Peki, Hristodulidis hükümetinin ulusal egemenliği yabancı güçlere devretmesi hakkında vatandaşlar ne düşünüyor?
Larnaka ve Baf havalimanlarında stratejik kontrolü kim sağlıyor?
Tabii ki İsrail!
Andreas Papandreou ve Mari askeri üslerini kim yönetiyor?
Elbette Amerikalılar!
Ağrotur, Troodos, Ayios Nikolaos ve Gata bölgelerini kim kontrol ediyor?
Tabii ki İngilizler ve Amerikalılar!
Peki, bu "güneydeki devlet" denilen yapıda, Kıbrıs Ulusal Muhafızları tam olarak neyi kontrol ediyor?

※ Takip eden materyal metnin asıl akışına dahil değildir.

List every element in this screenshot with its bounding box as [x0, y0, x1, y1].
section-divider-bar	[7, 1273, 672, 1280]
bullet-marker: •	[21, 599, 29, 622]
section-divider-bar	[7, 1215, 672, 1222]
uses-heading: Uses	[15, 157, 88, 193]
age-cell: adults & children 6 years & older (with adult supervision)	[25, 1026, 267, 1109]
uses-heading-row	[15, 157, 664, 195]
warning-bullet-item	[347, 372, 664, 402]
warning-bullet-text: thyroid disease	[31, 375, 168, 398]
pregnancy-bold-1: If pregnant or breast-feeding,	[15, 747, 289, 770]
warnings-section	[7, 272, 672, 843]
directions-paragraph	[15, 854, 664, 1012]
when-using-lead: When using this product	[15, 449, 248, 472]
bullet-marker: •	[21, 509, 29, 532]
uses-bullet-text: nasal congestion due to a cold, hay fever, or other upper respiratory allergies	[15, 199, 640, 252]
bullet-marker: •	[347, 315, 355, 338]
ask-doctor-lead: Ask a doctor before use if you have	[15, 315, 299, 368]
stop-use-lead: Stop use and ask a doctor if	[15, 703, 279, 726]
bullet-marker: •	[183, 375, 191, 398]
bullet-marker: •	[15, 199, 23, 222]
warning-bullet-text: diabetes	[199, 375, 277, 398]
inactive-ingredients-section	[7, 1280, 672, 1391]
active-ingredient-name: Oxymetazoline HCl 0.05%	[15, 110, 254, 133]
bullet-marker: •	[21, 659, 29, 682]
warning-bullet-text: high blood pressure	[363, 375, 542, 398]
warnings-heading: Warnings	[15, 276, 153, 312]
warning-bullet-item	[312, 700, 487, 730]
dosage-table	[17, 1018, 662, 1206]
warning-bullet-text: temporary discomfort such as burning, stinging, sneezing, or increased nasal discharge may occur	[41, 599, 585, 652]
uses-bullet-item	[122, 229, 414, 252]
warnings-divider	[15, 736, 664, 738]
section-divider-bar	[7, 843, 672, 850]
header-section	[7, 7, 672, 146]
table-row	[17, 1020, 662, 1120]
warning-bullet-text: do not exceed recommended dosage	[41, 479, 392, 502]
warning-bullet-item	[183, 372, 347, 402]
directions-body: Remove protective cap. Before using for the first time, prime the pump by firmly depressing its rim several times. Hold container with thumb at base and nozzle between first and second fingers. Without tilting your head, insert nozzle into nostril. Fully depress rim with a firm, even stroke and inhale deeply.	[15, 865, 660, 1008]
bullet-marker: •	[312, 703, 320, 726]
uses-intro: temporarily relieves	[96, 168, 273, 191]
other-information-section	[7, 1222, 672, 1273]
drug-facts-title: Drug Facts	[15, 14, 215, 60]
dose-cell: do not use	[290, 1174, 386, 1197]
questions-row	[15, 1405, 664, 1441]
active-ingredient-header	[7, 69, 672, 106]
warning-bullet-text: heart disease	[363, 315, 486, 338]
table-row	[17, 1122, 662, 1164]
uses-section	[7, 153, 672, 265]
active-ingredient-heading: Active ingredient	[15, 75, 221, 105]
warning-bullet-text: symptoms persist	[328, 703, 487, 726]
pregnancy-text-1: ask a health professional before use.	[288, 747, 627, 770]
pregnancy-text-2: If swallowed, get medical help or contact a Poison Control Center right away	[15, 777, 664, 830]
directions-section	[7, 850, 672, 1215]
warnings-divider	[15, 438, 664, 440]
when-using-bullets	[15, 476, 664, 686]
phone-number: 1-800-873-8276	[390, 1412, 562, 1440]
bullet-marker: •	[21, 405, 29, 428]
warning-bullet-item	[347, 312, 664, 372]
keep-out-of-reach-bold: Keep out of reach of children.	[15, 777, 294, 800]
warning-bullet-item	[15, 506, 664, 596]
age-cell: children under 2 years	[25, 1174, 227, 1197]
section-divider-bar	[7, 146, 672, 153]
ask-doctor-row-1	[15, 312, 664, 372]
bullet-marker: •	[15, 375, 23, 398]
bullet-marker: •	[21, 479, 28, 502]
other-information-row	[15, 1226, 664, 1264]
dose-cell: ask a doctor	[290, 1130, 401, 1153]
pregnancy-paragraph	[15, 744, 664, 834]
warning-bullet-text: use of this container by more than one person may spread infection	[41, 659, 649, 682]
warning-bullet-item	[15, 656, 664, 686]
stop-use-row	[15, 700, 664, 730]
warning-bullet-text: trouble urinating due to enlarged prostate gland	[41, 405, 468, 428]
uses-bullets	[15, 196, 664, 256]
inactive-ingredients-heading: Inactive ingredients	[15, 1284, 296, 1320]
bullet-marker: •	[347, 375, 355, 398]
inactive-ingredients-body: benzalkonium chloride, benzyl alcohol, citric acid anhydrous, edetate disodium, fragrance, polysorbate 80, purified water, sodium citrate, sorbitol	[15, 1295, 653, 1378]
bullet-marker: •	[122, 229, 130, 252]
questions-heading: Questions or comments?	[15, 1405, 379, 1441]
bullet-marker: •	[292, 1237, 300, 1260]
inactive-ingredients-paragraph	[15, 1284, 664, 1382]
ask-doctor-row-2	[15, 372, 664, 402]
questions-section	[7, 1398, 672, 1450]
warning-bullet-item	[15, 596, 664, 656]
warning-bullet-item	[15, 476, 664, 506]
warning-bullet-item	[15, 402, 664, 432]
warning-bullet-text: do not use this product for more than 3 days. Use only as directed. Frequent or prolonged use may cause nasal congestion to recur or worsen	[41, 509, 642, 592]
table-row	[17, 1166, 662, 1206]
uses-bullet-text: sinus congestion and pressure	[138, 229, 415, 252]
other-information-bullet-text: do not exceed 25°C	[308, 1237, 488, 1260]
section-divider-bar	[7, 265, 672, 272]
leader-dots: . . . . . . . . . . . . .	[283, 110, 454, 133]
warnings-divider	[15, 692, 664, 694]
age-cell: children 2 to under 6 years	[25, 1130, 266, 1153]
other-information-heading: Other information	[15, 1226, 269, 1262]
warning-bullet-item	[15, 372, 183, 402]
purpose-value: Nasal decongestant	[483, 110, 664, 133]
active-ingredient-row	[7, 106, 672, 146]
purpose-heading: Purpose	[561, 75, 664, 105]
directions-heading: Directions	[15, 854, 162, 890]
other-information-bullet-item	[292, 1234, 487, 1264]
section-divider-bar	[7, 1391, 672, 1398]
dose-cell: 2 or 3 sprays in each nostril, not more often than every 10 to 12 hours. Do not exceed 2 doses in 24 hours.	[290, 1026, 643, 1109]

Hristodulidis ve onun hükümeti aslında hangi ülkenin başkanı?
Şaka mı yapıyorsunuz?
Artık "Kıbrıs Cumhuriyeti" diye bir devlet yok.
Nokta. Bitti.”
"Eskiler bir şey söylerdi: "Pan metron ariston" – Her şeyde ölçü en iyisidir”
►“Kimse hiç düşündü mü neden yeterince suyumuz yok?
Neden trafikte saatlerimizi ve yakıtımızı boşa harcıyoruz?
Neden devlet sürekli altyapıyı genişletmek için yatırım yapmak zorunda kalıyor?
Gerçek bir hükümet, vatandaşlarının refahıyla ilgilenir, yalnızca birkaç kişinin daha da zenginleşmesini değil.
Genç çiftlerin kendi evlerini satın alamaması kabul edilebilir mi?
Eskiler bir şey söylerdi: "Pan metron ariston" – Her şeyde ölçü en iyisidir.”